Tesco asks fifth executive to step aside after profit error
UK supermarket giant Tesco has asked a fifth executive to step aside, as the fall-out from its £250m profit forecast overstatement continues.
Commercial director Kevin Grace has been asked to step aside while Tesco investigates the matter.
Four other executives have already been asked to step aside, including UK managing director Chris Bush.
Chief executive Dave Lewis has launched an investigation in the accounting error.
Mr Lewis, who took over the role from from Philip Clarke on 1 September, has seen billions wiped off the value of Tesco's stock market value as a result of the mis-reporting.
But he has made clear that the actions taken against the Tesco executives are not "disciplinary or an admission of guilt."
Accountancy firm Deloitte and law firm Freshfields are carrying out the internal investigation.
But last week, Tesco said it had been notified by the Financial Conduct Authority that it was under investigation over the guidance error.
Tesco's share price has plummeted 50% in a year, as falling sales, boardroom reshuffles, and increased competition from rival supermarkets such as Aldi and Lidl, have spooked investors.
This week Mr Lewis refreshed his board with the appointment of Compass boss Richard Cousins and former Ikea boss Mikael Ohlsson as non-executive directors.
Tesco still has a 28.8% share of the UK grocery market, according to retail analyst Kantar Worldpanel.

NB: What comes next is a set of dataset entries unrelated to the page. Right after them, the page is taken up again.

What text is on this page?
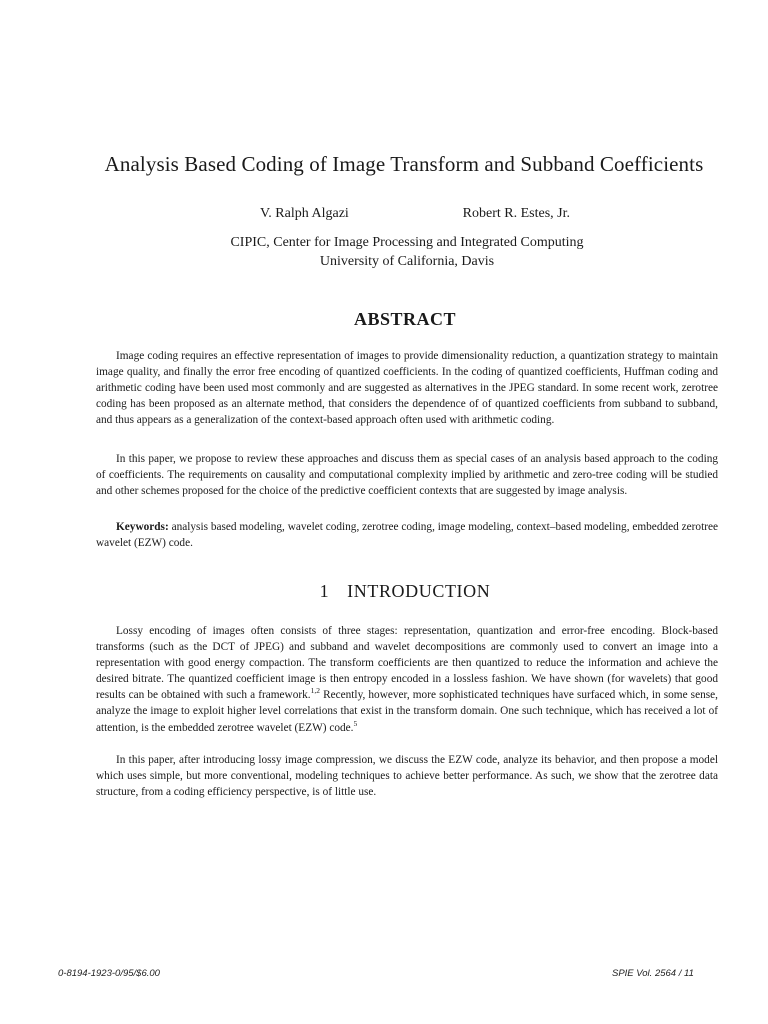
Analysis Based Coding of Image Transform and Subband Coefficients
V. Ralph Algazi	Robert R. Estes, Jr.
CIPIC, Center for Image Processing and Integrated Computing
University of California, Davis
ABSTRACT

Image coding requires an effective representation of images to provide dimensionality reduction, a quantization strategy to maintain image quality, and finally the error free encoding of quantized coefficients. In the coding of quantized coefficients, Huffman coding and arithmetic coding have been used most commonly and are suggested as alternatives in the JPEG standard. In some recent work, zerotree coding has been proposed as an alternate method, that considers the dependence of of quantized coefficients from subband to subband, and thus appears as a generalization of the context-based approach often used with arithmetic coding.

In this paper, we propose to review these approaches and discuss them as special cases of an analysis based approach to the coding of coefficients. The requirements on causality and computational complexity implied by arithmetic and zero-tree coding will be studied and other schemes proposed for the choice of the predictive coefficient contexts that are suggested by image analysis.

Keywords: analysis based modeling, wavelet coding, zerotree coding, image modeling, context–based modeling, embedded zerotree wavelet (EZW) code.

1 INTRODUCTION

Lossy encoding of images often consists of three stages: representation, quantization and error-free encoding. Block-based transforms (such as the DCT of JPEG) and subband and wavelet decompositions are commonly used to convert an image into a representation with good energy compaction. The transform coefficients are then quantized to reduce the information and achieve the desired bitrate. The quantized coefficient image is then entropy encoded in a lossless fashion. We have shown (for wavelets) that good results can be obtained with such a framework.$^{1,2}$ Recently, however, more sophisticated techniques have surfaced which, in some sense, analyze the image to exploit higher level correlations that exist in the transform domain. One such technique, which has received a lot of attention, is the embedded zerotree wavelet (EZW) code.$^5$

In this paper, after introducing lossy image compression, we discuss the EZW code, analyze its behavior, and then propose a model which uses simple, but more conventional, modeling techniques to achieve better performance. As such, we show that the zerotree data structure, from a coding efficiency perspective, is of little use.

0-8194-1923-0/95/$6.00	SPIE Vol. 2564 / 11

Tesco veteran Andrew Higginson told a grocery conference on Tuesday that the company's recent turmoil was not good for the sector as a whole.
"Tesco has been a weaker player the last couple of years, which has made the industry weaker," he said.
"Competition is good for you."
Mr Higginson, formerly Tesco's finance director, will become the chairman of rival Morrisons early next year.
In a straight talking speech at the IGD Convention, he said the big four supermarkets had lost customers' trust on pricing.
"The marketing dialogue of the last four years has astonished me really," he said.
"It's the big four talking to each other, not talking to customers.
Mr Higginson added that retailers needed to rejuvenate their relationships with suppliers, and boardrooms needed to "have less hubris" about their business.
But he also believed that although the sector was going through extraordinary times, it would recover.
"Supermarkets and food retailers are not dead."